Tuesday, December 27, 2011

Are Fat Santas a Sign of a Burgeoning Economy?

Falling off roofs is one thing, adult onset diabetes is another.
I was buying Christmas cards in the mall last week when peered over the side of the escalator to spy jolly old St. Nick.

He's been losing weight. He sure had a paunch, but this was not the rotund, jelly-riddled Chris Cringle I know and love from his Coca-Cola storybook. Santa's been watching his carbs, kiddies.

Which has me wondering if authentically fat Santas are indicative of a sprawling, growing economy.

I'd imagine even the Old Man needs to tighten his belt in these recessive times, but then, frankly, he'd probably lose his job to a more … shall we say "naturally glandular" Father Christmas. The presence of a svelter Santa would seem to indicate then a relative dearth of fat Santas, so where have they gone?

Ostensibly, they weren't exactly leading the healthiest lifestyles, maintaining a heavy build and high cholesterol all year. With that kind of lifestyle, I can only surmise that all fat Santas either slimmed down for health concerns or went the way of the Brachiosaur.

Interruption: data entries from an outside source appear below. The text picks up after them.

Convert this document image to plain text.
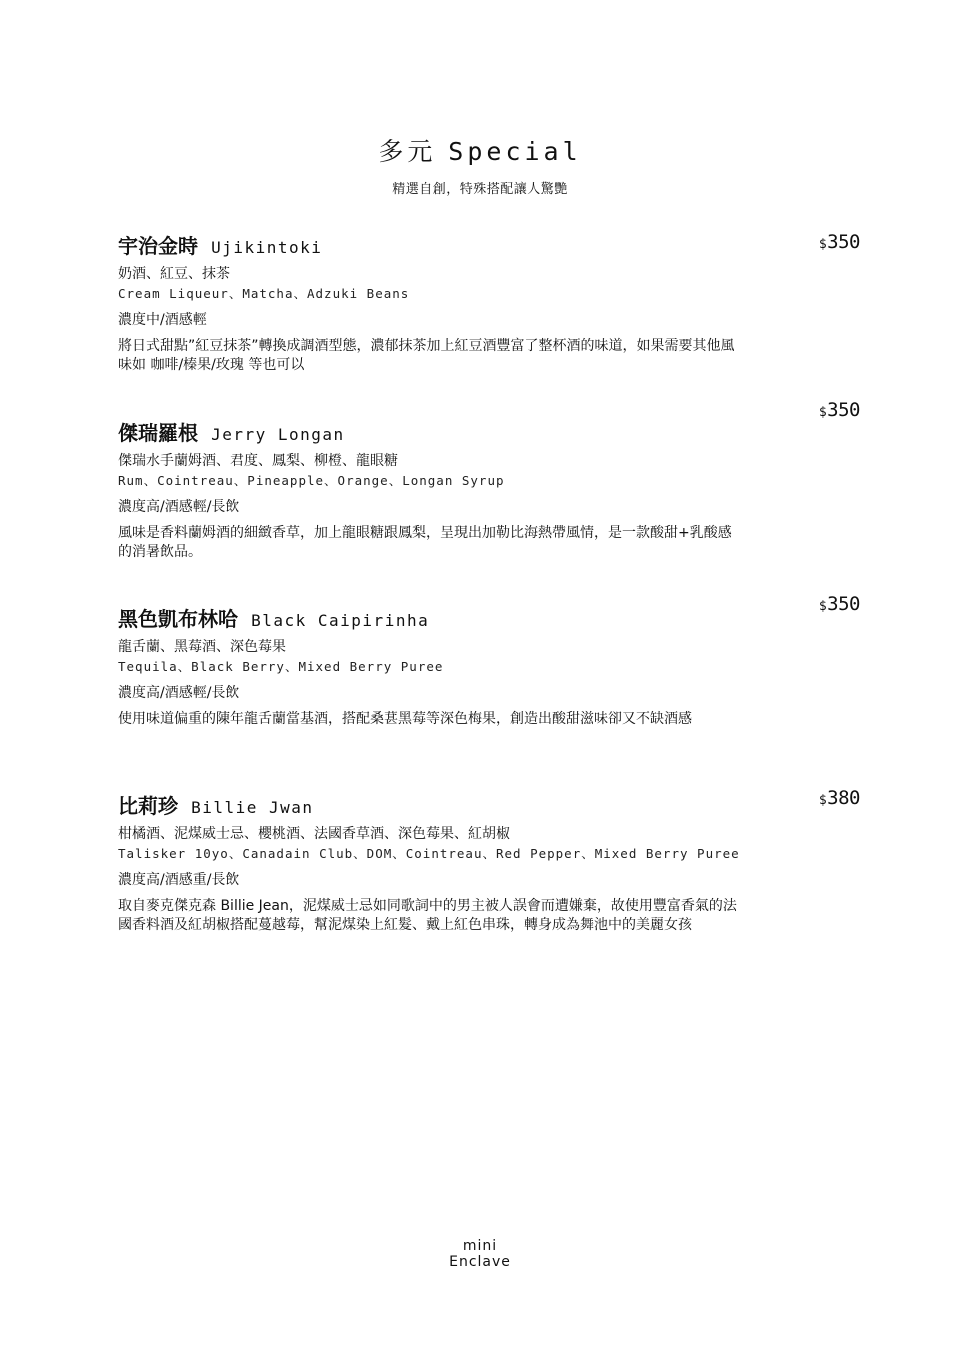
多元 Special
精選自創，特殊搭配讓人驚艷
宇治金時 Ujikintoki	$350
奶酒、紅豆、抹茶
Cream Liqueur、Matcha、Adzuki Beans
濃度中/酒感輕
將日式甜點”紅豆抹茶”轉換成調酒型態，濃郁抹茶加上紅豆酒豐富了整杯酒的味道，如果需要其他風味如 咖啡/榛果/玫瑰 等也可以
傑瑞羅根 Jerry Longan
$350
傑瑞水手蘭姆酒、君度、鳳梨、柳橙、龍眼糖
Rum、Cointreau、Pineapple、Orange、Longan Syrup
濃度高/酒感輕/長飲
風味是香料蘭姆酒的細緻香草，加上龍眼糖跟鳳梨，呈現出加勒比海熱帶風情，是一款酸甜+乳酸感的消暑飲品。
黑色凱布林哈 Black Caipirinha
$350
龍舌蘭、黑莓酒、深色莓果
Tequila、Black Berry、Mixed Berry Puree
濃度高/酒感輕/長飲
使用味道偏重的陳年龍舌蘭當基酒，搭配桑葚黑莓等深色梅果，創造出酸甜滋味卻又不缺酒感
比莉珍 Billie Jwan	$380
柑橘酒、泥煤威士忌、櫻桃酒、法國香草酒、深色莓果、紅胡椒
Talisker 10yo、Canadain Club、DOM、Cointreau、Red Pepper、Mixed Berry Puree
濃度高/酒感重/長飲
取自麥克傑克森 Billie Jean，泥煤威士忌如同歌詞中的男主被人誤會而遭嫌棄，故使用豐富香氣的法國香料酒及紅胡椒搭配蔓越莓，幫泥煤染上紅髮、戴上紅色串珠，轉身成為舞池中的美麗女孩
mini
Enclave
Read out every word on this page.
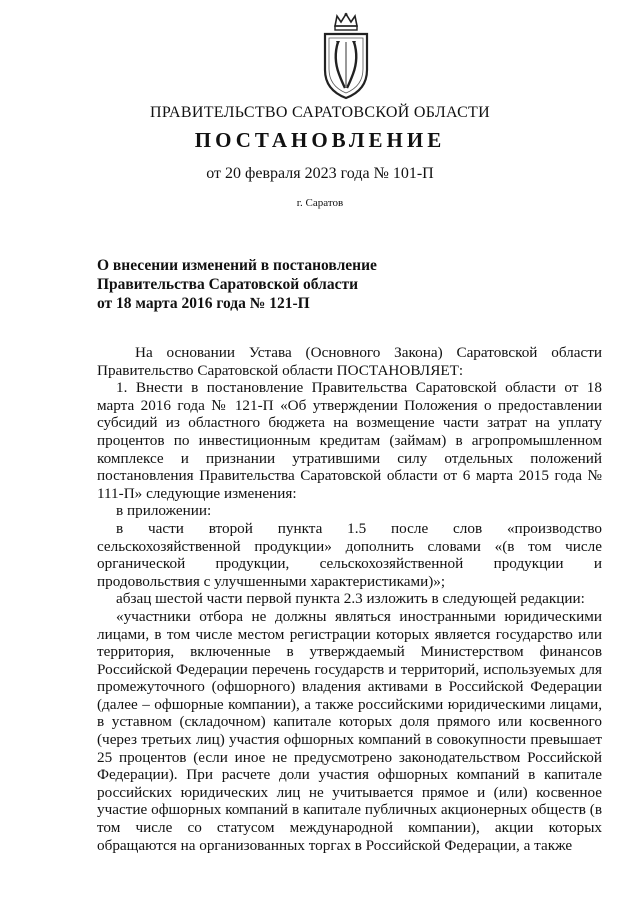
ПРАВИТЕЛЬСТВО САРАТОВСКОЙ ОБЛАСТИ
ПОСТАНОВЛЕНИЕ
от 20 февраля 2023 года № 101-П
г. Саратов
О внесении изменений в постановление
Правительства Саратовской области
от 18 марта 2016 года № 121-П

На основании Устава (Основного Закона) Саратовской области Правительство Саратовской области ПОСТАНОВЛЯЕТ:

1. Внести в постановление Правительства Саратовской области от 18 марта 2016 года № 121-П «Об утверждении Положения о предоставлении субсидий из областного бюджета на возмещение части затрат на уплату процентов по инвестиционным кредитам (займам) в агропромышленном комплексе и признании утратившими силу отдельных положений постановления Правительства Саратовской области от 6 марта 2015 года № 111-П» следующие изменения:

в приложении:

в части второй пункта 1.5 после слов «производство сельскохозяйственной продукции» дополнить словами «(в том числе органической продукции, сельскохозяйственной продукции и продовольствия с улучшенными характеристиками)»;

абзац шестой части первой пункта 2.3 изложить в следующей редакции:

«участники отбора не должны являться иностранными юридическими лицами, в том числе местом регистрации которых является государство или территория, включенные в утверждаемый Министерством финансов Российской Федерации перечень государств и территорий, используемых для промежуточного (офшорного) владения активами в Российской Федерации (далее – офшорные компании), а также российскими юридическими лицами, в уставном (складочном) капитале которых доля прямого или косвенного (через третьих лиц) участия офшорных компаний в совокупности превышает 25 процентов (если иное не предусмотрено законодательством Российской Федерации). При расчете доли участия офшорных компаний в капитале российских юридических лиц не учитывается прямое и (или) косвенное участие офшорных компаний в капитале публичных акционерных обществ (в том числе со статусом международной компании), акции которых обращаются на организованных торгах в Российской Федерации, а также
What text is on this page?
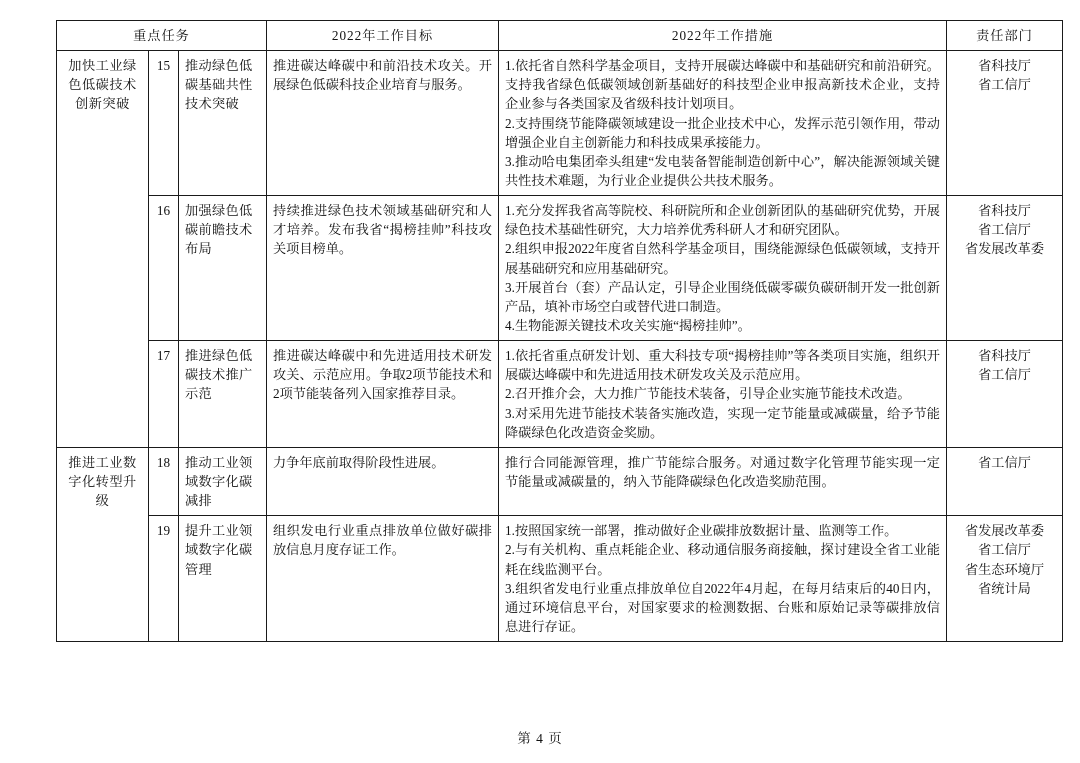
重点任务			2022年工作目标	2022年工作措施	责任部门
加快工业绿色低碳技术创新突破	15	推动绿色低碳基础共性技术突破	推进碳达峰碳中和前沿技术攻关。开展绿色低碳科技企业培育与服务。	1.依托省自然科学基金项目，支持开展碳达峰碳中和基础研究和前沿研究。支持我省绿色低碳领域创新基础好的科技型企业申报高新技术企业，支持企业参与各类国家及省级科技计划项目。
2.支持围绕节能降碳领域建设一批企业技术中心，发挥示范引领作用，带动增强企业自主创新能力和科技成果承接能力。
3.推动哈电集团牵头组建“发电装备智能制造创新中心”，解决能源领域关键共性技术难题，为行业企业提供公共技术服务。	省科技厅
省工信厅

	16	加强绿色低碳前瞻技术布局	持续推进绿色技术领域基础研究和人才培养。发布我省“揭榜挂帅”科技攻关项目榜单。	1.充分发挥我省高等院校、科研院所和企业创新团队的基础研究优势，开展绿色技术基础性研究，大力培养优秀科研人才和研究团队。
2.组织申报2022年度省自然科学基金项目，围绕能源绿色低碳领域，支持开展基础研究和应用基础研究。
3.开展首台（套）产品认定，引导企业围绕低碳零碳负碳研制开发一批创新产品，填补市场空白或替代进口制造。
4.生物能源关键技术攻关实施“揭榜挂帅”。	省科技厅
省工信厅
省发展改革委

	17	推进绿色低碳技术推广示范	推进碳达峰碳中和先进适用技术研发攻关、示范应用。争取2项节能技术和2项节能装备列入国家推荐目录。	1.依托省重点研发计划、重大科技专项“揭榜挂帅”等各类项目实施，组织开展碳达峰碳中和先进适用技术研发攻关及示范应用。
2.召开推介会，大力推广节能技术装备，引导企业实施节能技术改造。
3.对采用先进节能技术装备实施改造，实现一定节能量或减碳量，给予节能降碳绿色化改造资金奖励。	省科技厅
省工信厅

推进工业数字化转型升级	18	推动工业领域数字化碳减排	力争年底前取得阶段性进展。	推行合同能源管理，推广节能综合服务。对通过数字化管理节能实现一定节能量或减碳量的，纳入节能降碳绿色化改造奖励范围。	省工信厅

	19	提升工业领域数字化碳管理	组织发电行业重点排放单位做好碳排放信息月度存证工作。	1.按照国家统一部署，推动做好企业碳排放数据计量、监测等工作。
2.与有关机构、重点耗能企业、移动通信服务商接触，探讨建设全省工业能耗在线监测平台。
3.组织省发电行业重点排放单位自2022年4月起，在每月结束后的40日内，通过环境信息平台，对国家要求的检测数据、台账和原始记录等碳排放信息进行存证。	省发展改革委
省工信厅
省生态环境厅
省统计局
第 4 页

Yes, an uncertain immediate future tends to make us a little more pragmatic, but does the opposite hold true? When we're feeling bright and shiny about our futures, do we abuse ourselves more? Or are we simply more readily able to hire another fat, bearded man should one accidentally give himself an aneurism? Do we, in fact, become utterly ambiguous to the blight on moderate obesity  among the elderly, because once every year they become useful to us? Like wiener dogs and pot-bellied pigs, ave we bred Santas only to be occasionally pertinent curiosities? Luxury items?

Maybe we just feel less responsible when what we're losing is already in surplus.